There should also be efforts to use the very real economic power of "little people" against institutions that promote eugenics. Economic boycotts can be quite successful. In an age when stockholding is so widespread, shareholder resolutions can have real impact on corporate policies.

The government, of course, is another kettle of fish. Tax resistance is difficult to organize, but there are many directly political routes to ending government support of eugenics. A strategy of full-scale exposure, especially if done eventually in congressional hearings, could be a giant step toward defunding. Without the money and the coercive power of the state, eugenics would lose much of its drive.

Notes

1. Taylor Caldwell, Captains and the Kings (Garden City, N.Y., 1972), 251 & 522.

2. G. William Domhoff, Who Rules America? (Englewood Cliffs, N.J., 1967), 31 & 142. [The book has gone through many editions since 1967.]

3. C. Wright Mills, The Power Elite (New York, 1981 reprint), 122 & 5.

4. Edwin O'Connor, The Last Hurrah (Boston, 1956), 155.

5. See many valuable collections at the Rockefeller Archive Center, Sleepy Hollow, N.Y.

6. Margaret Sanger Papers, microfilm, reel 41, Library of Congress, Washington, D.C.

7. Francis Galton, Inquiries into Human Faculty and Its Development (London, 1883), 317.

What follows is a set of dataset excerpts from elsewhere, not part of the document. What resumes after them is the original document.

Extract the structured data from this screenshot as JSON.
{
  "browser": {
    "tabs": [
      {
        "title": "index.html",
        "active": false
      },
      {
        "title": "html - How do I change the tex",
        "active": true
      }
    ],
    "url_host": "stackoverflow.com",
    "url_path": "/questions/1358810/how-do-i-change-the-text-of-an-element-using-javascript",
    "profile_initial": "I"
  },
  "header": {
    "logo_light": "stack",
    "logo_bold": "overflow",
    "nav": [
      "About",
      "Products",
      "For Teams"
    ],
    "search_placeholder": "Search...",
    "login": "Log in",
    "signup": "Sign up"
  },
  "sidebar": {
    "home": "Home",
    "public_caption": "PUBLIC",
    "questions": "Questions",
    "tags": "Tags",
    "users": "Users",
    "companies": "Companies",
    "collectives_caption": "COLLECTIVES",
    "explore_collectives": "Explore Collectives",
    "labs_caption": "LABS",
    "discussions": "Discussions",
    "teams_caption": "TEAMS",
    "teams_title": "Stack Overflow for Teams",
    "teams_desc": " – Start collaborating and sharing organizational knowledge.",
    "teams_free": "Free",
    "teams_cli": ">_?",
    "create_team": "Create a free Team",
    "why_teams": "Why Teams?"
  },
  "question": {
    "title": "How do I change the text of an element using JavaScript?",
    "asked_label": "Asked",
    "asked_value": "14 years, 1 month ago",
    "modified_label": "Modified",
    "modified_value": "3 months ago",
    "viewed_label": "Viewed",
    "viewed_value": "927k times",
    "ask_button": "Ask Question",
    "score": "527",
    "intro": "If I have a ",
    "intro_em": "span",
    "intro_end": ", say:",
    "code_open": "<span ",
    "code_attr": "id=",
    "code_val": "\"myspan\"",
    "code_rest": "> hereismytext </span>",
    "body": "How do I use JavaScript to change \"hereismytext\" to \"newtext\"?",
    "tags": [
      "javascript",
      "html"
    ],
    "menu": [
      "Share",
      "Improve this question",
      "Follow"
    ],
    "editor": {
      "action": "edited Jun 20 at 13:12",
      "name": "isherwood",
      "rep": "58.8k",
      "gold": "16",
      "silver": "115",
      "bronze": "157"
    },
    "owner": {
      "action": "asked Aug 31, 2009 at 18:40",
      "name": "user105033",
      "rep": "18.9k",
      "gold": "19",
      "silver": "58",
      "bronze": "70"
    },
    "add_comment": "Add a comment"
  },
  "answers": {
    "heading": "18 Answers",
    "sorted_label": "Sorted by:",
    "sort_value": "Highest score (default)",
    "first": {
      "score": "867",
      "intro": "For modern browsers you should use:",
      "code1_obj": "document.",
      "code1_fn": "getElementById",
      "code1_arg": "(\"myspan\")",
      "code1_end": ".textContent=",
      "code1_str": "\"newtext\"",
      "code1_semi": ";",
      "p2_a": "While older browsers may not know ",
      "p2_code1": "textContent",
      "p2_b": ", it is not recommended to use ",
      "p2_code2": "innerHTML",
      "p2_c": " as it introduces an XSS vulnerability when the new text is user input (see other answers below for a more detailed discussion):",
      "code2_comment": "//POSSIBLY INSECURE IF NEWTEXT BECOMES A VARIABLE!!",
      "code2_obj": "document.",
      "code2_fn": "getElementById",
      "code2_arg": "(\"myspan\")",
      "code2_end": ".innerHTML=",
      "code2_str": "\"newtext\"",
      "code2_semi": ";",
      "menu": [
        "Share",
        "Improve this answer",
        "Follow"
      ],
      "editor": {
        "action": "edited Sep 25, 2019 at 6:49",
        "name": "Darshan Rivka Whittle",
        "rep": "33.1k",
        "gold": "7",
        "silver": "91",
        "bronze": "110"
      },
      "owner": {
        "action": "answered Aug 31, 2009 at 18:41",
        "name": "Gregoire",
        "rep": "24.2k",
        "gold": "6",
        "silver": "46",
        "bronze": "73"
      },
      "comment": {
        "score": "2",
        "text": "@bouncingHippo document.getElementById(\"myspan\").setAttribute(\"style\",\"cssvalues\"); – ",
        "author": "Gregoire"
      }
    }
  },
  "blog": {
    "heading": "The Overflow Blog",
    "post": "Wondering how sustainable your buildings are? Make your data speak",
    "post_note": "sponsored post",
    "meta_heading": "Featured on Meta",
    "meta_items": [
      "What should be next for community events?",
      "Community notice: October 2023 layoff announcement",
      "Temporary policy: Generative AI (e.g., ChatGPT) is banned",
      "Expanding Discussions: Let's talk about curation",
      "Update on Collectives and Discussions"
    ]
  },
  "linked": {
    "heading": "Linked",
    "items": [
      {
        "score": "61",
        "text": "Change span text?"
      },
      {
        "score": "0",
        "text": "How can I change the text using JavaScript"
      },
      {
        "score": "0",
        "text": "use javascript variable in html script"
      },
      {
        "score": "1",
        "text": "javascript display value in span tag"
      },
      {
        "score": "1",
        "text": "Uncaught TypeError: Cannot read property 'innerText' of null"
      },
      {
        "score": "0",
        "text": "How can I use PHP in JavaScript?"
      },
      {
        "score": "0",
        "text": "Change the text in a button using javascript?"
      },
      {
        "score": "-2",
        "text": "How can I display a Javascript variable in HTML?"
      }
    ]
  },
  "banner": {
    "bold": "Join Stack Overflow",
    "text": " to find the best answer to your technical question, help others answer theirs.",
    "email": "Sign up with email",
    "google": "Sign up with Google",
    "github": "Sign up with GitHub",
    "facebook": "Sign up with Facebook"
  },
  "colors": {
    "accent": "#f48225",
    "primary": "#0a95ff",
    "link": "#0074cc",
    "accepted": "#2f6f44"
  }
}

8. Frederick Henry Osborn Papers and American Eugenics Society Archives at the American Philosophical Society Library, Philadelphia, Pa. For more information on Wickliffe Draper and the Pioneer Fund, see Harry H. Laughlin Papers, Northeast Missouri State University, Kirksville, Mo.; and Pioneer Fund tax returns, Foundation Center Historical Foundation Collection, Special Collections and Archives, Indiana University-Purdue University Indianapolis (IUPUI) University Library, Indianapolis, Ind.

9. Frank W. Notestein Papers, Seeley G. Mudd Library, Princeton University, Princeton, N.J.; and Council on Foreign Relations, Studies of the American Interests in the War and the Peace (New York, 21 April 1944, No. T - B 72).

10. Hugh Moore Fund Collection, Seeley G. Mudd Library, Princeton University, Princeton, N.J.; and Record Group 59 (State Dept.), Central Foreign Policy Files, 1967-69, National Archives, Archives II, College Park, Md.

11. Checker Finn, Memorandum for Dr. Moynihan, 7 Aug. 1969, in Nixon materials, White House Central Files/Subject Files: Welfare (WE) Box 29, National Archives, Archives II, College Park, Md.; and Daniel P. Moynihan, Memorandum for Honorable Arthur F. Burns, 18 June 1969, in Nixon materials, White House Central Files/Subject Files: EX FG 275 (Commission on Population Growth and the American Future), Box 1, National Archives, Archives II, College Park, Md.